# Is this a columbia military bike?



## fxo550 (May 8, 2020)

My friend in Puerto Rico want to know the year and if this bike is a true military bike. 
Thnks














Sent from my iPhone using Tapatalk


----------



## Whitey1736 (May 8, 2020)

Looking purely at the fact that I don't see the added rear brace, I would say no.

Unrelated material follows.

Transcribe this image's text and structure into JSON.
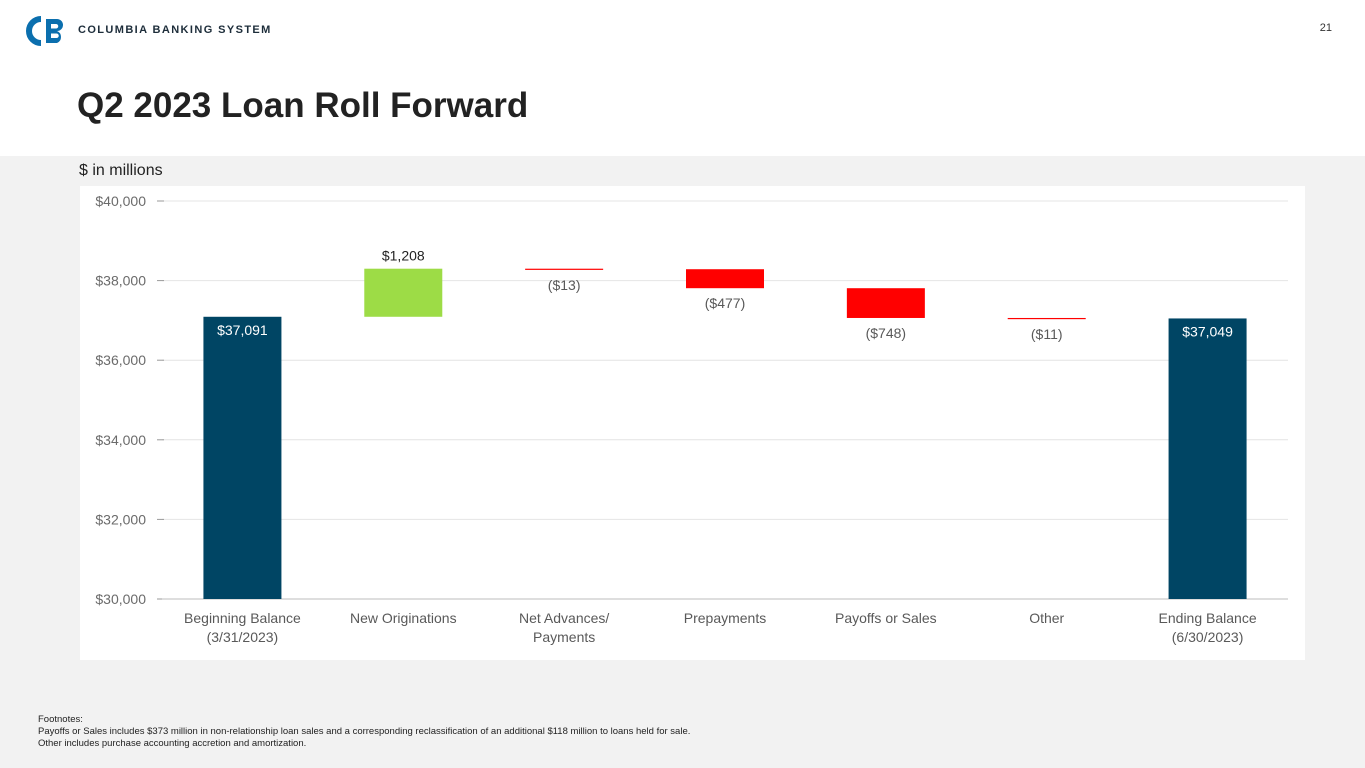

I would also say the lamp pre-dates the bike.


----------



## blackcat (May 8, 2020)

Hello;
It's a early Folding Compax "Sport Traveller" Lightweight of January 1942 (J for 1942 and 1 for January).He 's a civilian bike.
Regards;
Serge


----------



## Mercian (May 8, 2020)

With a post 1945 chain ring also. But a nice 1941-1944 musette bag.


----------



## blackcat (May 8, 2020)

Hello Adrian;
Yes, i was also saying to myself...
Regards;
Serge


----------



## HUFFMANBILL (May 8, 2020)

The main tube, which separates under the sliding steel sleeve appears to be lug constructed where it attaches to the head and the seat down tube as seen on 1941 compax bikes.   Even though the frame date code J1 indicates a Jan. 1942 frame the lug construction may have been a in stock leftover from the previous year.

Regards,
Bill


----------